My first official encounter with Gilman happened during my Admitted Students Day tour, in which I slipped up the aforementioned marble steps, interrupting the silent social awkwardness of my tour group by inducing several gasps and one very loud “Are you okay?” from my tour guide. Months later, after many tense and unsuccessful study sessions in Brody Learning Commons, I tried again to make my way into Gilman. I went to the door of the Hutzler Reading Room, pulled a door that was only ever meant to be pushed, made a cracking sound that probably echoed throughout the entire building, and made intense eye contact with the twenty or so people on the other side of the glass before speed walking away in yet another fit of embarrassment.
Still, with a resilience I didn’t know I had, I tried again just a week or so later. I had learned from my mistake, I pushed the door open, found a table to casually snag, and the rest is history. Ya girl was home.
Maybe all of this sounds overhyped; maybe people shouldn’t really care about where they study. For me and for many, however, Gilman is a lot more than just your average work station with outlets and tables. It’s a place where studying, socializing, eating, and the humanities converge in distinct harmony, where homework sessions and homework breaks are both very close at hand.
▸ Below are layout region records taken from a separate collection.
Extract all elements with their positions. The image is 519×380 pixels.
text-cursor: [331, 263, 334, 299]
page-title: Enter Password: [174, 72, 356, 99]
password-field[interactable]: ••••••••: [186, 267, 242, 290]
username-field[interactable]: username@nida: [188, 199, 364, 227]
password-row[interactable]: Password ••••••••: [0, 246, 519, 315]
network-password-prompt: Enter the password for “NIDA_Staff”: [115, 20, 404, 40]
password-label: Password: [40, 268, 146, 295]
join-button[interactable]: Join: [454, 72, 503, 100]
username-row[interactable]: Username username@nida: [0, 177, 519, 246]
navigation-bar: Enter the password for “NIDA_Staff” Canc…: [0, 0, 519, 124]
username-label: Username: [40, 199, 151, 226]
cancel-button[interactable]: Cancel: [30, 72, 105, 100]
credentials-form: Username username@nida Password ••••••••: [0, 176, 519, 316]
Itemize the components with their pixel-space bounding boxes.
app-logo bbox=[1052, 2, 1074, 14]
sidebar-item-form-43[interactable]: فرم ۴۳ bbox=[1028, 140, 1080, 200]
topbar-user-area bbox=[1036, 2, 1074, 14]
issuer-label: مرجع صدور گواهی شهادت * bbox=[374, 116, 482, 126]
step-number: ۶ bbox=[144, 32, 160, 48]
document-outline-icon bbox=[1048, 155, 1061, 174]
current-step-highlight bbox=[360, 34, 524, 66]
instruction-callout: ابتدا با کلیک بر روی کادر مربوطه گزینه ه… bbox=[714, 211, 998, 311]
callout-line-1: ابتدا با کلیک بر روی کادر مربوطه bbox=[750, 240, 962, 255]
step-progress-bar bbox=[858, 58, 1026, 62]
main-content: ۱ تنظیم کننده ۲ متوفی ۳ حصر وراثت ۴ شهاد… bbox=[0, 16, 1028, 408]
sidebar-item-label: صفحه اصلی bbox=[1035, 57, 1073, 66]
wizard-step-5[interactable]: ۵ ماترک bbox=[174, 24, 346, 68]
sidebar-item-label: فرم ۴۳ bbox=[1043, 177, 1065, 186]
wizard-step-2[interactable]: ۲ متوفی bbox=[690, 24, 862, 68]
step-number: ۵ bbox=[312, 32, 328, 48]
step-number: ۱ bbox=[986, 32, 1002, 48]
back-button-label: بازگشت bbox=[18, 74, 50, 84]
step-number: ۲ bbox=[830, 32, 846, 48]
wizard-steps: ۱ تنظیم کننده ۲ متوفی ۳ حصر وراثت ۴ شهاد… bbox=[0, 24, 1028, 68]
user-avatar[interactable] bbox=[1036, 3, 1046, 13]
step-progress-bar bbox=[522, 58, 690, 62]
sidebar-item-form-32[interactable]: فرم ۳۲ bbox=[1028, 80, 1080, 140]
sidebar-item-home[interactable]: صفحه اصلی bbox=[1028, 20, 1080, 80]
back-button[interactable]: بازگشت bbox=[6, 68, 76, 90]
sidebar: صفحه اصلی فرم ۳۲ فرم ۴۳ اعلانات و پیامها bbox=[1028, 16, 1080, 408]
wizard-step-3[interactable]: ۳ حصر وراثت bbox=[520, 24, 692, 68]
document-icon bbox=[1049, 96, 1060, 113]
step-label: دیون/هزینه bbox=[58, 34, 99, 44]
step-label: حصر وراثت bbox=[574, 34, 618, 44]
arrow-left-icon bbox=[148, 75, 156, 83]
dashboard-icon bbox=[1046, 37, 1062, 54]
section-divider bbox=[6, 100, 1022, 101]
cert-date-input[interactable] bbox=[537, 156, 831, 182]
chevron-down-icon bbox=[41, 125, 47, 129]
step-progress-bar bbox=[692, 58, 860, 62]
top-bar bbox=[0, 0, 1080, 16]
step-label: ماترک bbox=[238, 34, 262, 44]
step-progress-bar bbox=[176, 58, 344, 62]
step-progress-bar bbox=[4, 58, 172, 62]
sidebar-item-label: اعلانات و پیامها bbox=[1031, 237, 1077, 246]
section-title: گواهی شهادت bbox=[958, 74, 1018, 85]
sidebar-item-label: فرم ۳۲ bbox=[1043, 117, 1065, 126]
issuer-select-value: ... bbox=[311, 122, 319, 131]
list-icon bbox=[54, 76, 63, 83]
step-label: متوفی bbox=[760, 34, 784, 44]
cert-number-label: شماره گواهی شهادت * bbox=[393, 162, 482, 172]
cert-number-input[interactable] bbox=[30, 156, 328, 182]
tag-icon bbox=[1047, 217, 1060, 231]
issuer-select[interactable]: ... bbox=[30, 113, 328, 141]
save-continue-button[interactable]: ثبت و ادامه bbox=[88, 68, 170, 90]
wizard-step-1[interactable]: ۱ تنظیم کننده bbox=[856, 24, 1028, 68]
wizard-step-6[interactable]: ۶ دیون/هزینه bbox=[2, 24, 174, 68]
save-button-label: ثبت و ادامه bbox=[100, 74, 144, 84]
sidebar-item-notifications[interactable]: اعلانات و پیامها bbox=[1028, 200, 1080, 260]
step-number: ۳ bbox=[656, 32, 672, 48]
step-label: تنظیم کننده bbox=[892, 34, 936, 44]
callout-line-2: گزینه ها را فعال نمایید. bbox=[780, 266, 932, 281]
Moments of repose after a long stretch of homeworking in the Hut are only an empanada and a few steps away, thanks to the proximity of Alkimia (Gilman’s café) and the Atrium, a more open and naturally lit expanse in the center of the building.
Moreover, Gilman was the first place at Hopkins that felt conducive to my interests and natural inclinations as a Writing Seminars major who often felt swallowed up by the “science-y vibes” of campus upon initial impact. Philosophy majors intermingle with Sociology or Anthro homies, Writing Sems majors sit on those big leather couches to do some class readings, and graduate students abound with their quintessential canvas bags full of books to read for their dissertations. I’m giving a oversimplified, cheesy swatch of Gilman’s “local color,” but you get the idea. It’s an interesting — and, for freshman Molly, weirdly inspiring — mixture of Hopkins people.
HOWEVER, don’t get me wrong: plenty of science peeps wander into Gilman as well and feel right at home. Take our very own JHU_Emily, for example, a junior BME who is, I promise, a lot happier to be in Gilman than this picture implies:
Just to clarify, I’m not the Gilman Girl (she’s an urban legend). I’m just a Gilman Girl, one of many (holla at my Gilman ladies, past and present) who made it a second home, who probably spends way too much time there, and who isn’t planning on changing those antics anytime soon. The stained glass windows, the flyer-covered walls, the diverse seating choices — it’s good to be back in my hood.